Finding the source of dark matter is one of the key areas of modern astronomy, and the Higgs boson can be the key.
Confirmation of the discovery of the Higgs boson came to us in 2012 after dozens of years of searching. The Higgs boson, theoretically predicted in the 1960s and experimentally confirmed at the Large Hadron Collider near Geneva, Switzerland, eventually led to the award of the Nobel Prize in Physics to Peter Higgs and François Engler.
As we already know, the Higgs particle mediates the Higgs field, which gives mass to all matter. The discovery of the Higgs boson at the Large Hadron Collider became the “missing element” of the standard model of physics. The standard model defines our understanding of the quantum world. A kind of recipe book that allows us to understand how subatomic particles and forces interact on a small scale.
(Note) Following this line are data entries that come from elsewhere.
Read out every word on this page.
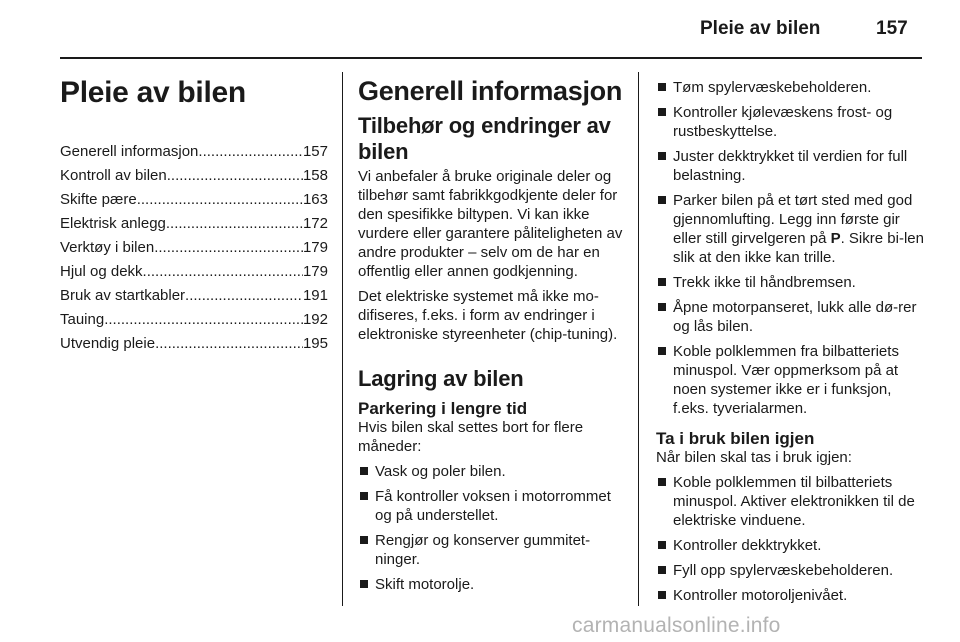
Pleie av bilen	157
Pleie av bilen
Generell informasjon .....	157
Kontroll av bilen .....	158
Skifte pære .....	163
Elektrisk anlegg .....	172
Verktøy i bilen .....	179
Hjul og dekk .....	179
Bruk av startkabler .....	191
Tauing .....	192
Utvendig pleie .....	195
Generell informasjon
Tilbehør og endringer av bilen

Vi anbefaler å bruke originale deler og tilbehør samt fabrikkgodkjente deler for den spesifikke biltypen. Vi kan ikke vurdere eller garantere påliteligheten av andre produkter – selv om de har en offentlig eller annen godkjenning.

Det elektriske systemet må ikke mo-difiseres, f.eks. i form av endringer i elektroniske styreenheter (chip-tuning).

Lagring av bilen
Parkering i lengre tid

Hvis bilen skal settes bort for flere måneder:

Vask og poler bilen.
Få kontroller voksen i motorrommet og på understellet.
Rengjør og konserver gummitet-ninger.
Skift motorolje.
Tøm spylervæskebeholderen.
Kontroller kjølevæskens frost- og rustbeskyttelse.
Juster dekktrykket til verdien for full belastning.
Parker bilen på et tørt sted med god gjennomlufting. Legg inn første gir eller still girvelgeren på P. Sikre bi-len slik at den ikke kan trille.
Trekk ikke til håndbremsen.
Åpne motorpanseret, lukk alle dø-rer og lås bilen.
Koble polklemmen fra bilbatteriets minuspol. Vær oppmerksom på at noen systemer ikke er i funksjon, f.eks. tyverialarmen.
Ta i bruk bilen igjen

Når bilen skal tas i bruk igjen:

Koble polklemmen til bilbatteriets minuspol. Aktiver elektronikken til de elektriske vinduene.
Kontroller dekktrykket.
Fyll opp spylervæskebeholderen.
Kontroller motoroljenivået.
carmanualsonline.info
However, although the Standard Model works for most of our tasks, it is not a comprehensive model. In particular, the standard model does not include gravity - obviously a very important omission. In addition, the standard model does not predict the source of the mysterious dark matter - a fact that is becoming increasingly controversial today. Cosmological studies predict that 84, 5 percent of the Universe consists of dark matter, which may have gravitational force and does not interact with electromagnetic force. This type of matter, known as non-baryonic matter, cannot be seen, but its effects become apparent, for example, when observing gravitational effects in clusters of galaxies. We can be sure of this, but we simply cannot see it and therefore cannot fully understand its nature.
There are many theories suggesting various exotic sources of dark matter, but a new model put forward by a group of scientists led by particle theorist Christopher Peterson from Chalmers University of Technology in Sweden will be tested when the Large Hadron Collider restarts this spring.
Peterson suggests that the Higgs boson can decay. This decay is determined by supersymmetry. Supersymmetry predicts that there are more massive “super partners” of known particles that exist outside the framework of the Standard Model. Although there were already hints of these supersymmetric particles, the final observations were very difficult to track. The detectors of the Large Hadron Collider did not directly “see” the Higgs boson when it was detected. For countless billions of particle collisions, the ATLAS and CMS detectors have slowly created a picture of particles after collisions, which ejected the energy generated by collisions of protons rotating in opposite directions. From this particle collision energy, Higgs bosons emerged, quickly decaying into other particles, which the detectors could measure, for example, muons (the more massive cousin of the electron). These kind of “fingerprints” of the Higgs boson became evidence that the Higgs bosons exist.
Now Peterson’s team has suggested that if supersymmetry is real, then the Higgs boson may have a different decay mode, decaying into photons and dark matter particles.
“This is a dream for a theoretical physicist in particle physics. LHC is the only place where the model can be tested,” said Peterson.